A webpage can be considered important and of a higher rank, if many other pages point (link) towards it. Therefore, it is useful to think of a network as a directed graph with the webpages being its nodes or vertices and the links being its edges. See this page from Cornell for more information and understanding.
Now, matrices can be powerful representations of graphs, allowing for further investigation. Central to the computation of pagerank is the development of a weighted adjacency matrix.
From a useful link from UT Dallas,
The adjacency matrix for a graph with n vertices is an n×n matrix whose (i,j) entry is 1,if the ith vertex and jth vertex are connected, and 0 if they are not. In our case, instead of the entry 1 for each edge, the entry will be 1/k where k is the number of outward links from vertex i.
The page rank vector, R(t+1) = d M R(t) + (1-d)/N where
- R(t) is pagerank vector of the previous iteration
- d - damping factor, usually 0.85
- M - weighted adjacencyh matrix
- N - number of nodes
The power iteration consists of repeated iterations of the above computation until convergence is achieved. The convergence criterion is just the comparison of l2 norms. ||R(t+1) - R(t)|| < error.
Since, a vertex will be connected to only few other vertices, most of the entries in the weighted adjaceny matrix will be zero. The resulting matrix will be very sparse. Also, a sizeable webgraph (see here for examples) will have tens of thousands of nodes.

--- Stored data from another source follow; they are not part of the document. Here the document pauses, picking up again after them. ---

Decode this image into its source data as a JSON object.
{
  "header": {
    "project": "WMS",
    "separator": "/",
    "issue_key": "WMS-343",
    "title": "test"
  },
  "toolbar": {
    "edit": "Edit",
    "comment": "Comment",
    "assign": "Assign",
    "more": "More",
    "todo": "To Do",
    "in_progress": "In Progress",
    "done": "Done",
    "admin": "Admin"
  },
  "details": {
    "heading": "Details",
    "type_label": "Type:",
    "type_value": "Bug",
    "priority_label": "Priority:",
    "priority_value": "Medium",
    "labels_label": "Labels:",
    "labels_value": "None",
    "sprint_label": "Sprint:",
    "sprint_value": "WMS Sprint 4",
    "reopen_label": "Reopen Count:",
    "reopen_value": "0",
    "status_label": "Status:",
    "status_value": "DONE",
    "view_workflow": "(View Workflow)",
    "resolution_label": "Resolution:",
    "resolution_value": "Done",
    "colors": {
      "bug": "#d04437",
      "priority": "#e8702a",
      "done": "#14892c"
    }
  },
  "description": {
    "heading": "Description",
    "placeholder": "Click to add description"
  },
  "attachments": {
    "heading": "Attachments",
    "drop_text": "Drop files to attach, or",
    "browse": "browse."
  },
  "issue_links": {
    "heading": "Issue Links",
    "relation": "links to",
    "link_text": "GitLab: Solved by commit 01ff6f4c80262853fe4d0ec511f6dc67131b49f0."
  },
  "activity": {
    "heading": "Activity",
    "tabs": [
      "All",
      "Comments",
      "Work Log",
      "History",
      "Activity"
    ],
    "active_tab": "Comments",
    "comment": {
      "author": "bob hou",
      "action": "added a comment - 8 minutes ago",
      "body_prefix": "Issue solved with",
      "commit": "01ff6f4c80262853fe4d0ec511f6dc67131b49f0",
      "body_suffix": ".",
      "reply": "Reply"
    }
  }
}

Hence we will need a technique which can efficiently store these large sparse matrices without running out of memory.
Common ways for storing large sparse matrices are:
- Compressed row storage (CRS)
- Compressed column storage (CCS)
The CCS storage technique has been used in this implementation and it consists of creation of three arrays:
- val - Holds all non zero entries.
- rowind - Contains the corresponding row indices of the elements in val.

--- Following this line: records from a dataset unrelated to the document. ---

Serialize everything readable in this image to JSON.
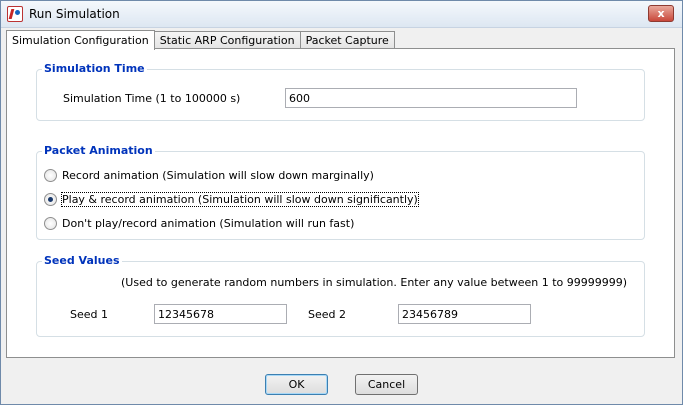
{
  "window": {
    "title": "Run Simulation",
    "close_label": "x"
  },
  "tabs": [
    {
      "label": "Simulation Configuration",
      "active": true
    },
    {
      "label": "Static ARP Configuration",
      "active": false
    },
    {
      "label": "Packet Capture",
      "active": false
    }
  ],
  "simulation_time": {
    "title": "Simulation Time",
    "field_label": "Simulation Time (1 to 100000 s)",
    "value": "600"
  },
  "packet_animation": {
    "title": "Packet Animation",
    "options": [
      {
        "label": "Record animation (Simulation will slow down marginally)",
        "checked": false
      },
      {
        "label": "Play & record animation (Simulation will slow down significantly)",
        "checked": true
      },
      {
        "label": "Don't play/record animation (Simulation will run fast)",
        "checked": false
      }
    ]
  },
  "seed_values": {
    "title": "Seed Values",
    "hint": "(Used to generate random numbers in simulation. Enter any value between 1 to 99999999)",
    "seed1_label": "Seed 1",
    "seed1_value": "12345678",
    "seed2_label": "Seed 2",
    "seed2_value": "23456789"
  },
  "buttons": {
    "ok": "OK",
    "cancel": "Cancel"
  },
  "colors": {
    "group_title": "#0033bb",
    "close_button": "#c9473a",
    "default_button_border": "#3c7fb1"
  }
}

- colptr - Contains the indices of val array of thos elements which start a new column.
This repository contains two serial implementations of pagerank computation for the datasets data0.dat and data1.dat. Additionally, mpi_data1.c is a parallel implementation of the same in MPI (Message passing interface).
A description of the scatter operations done in MPI are given in Readme_mpi.txt.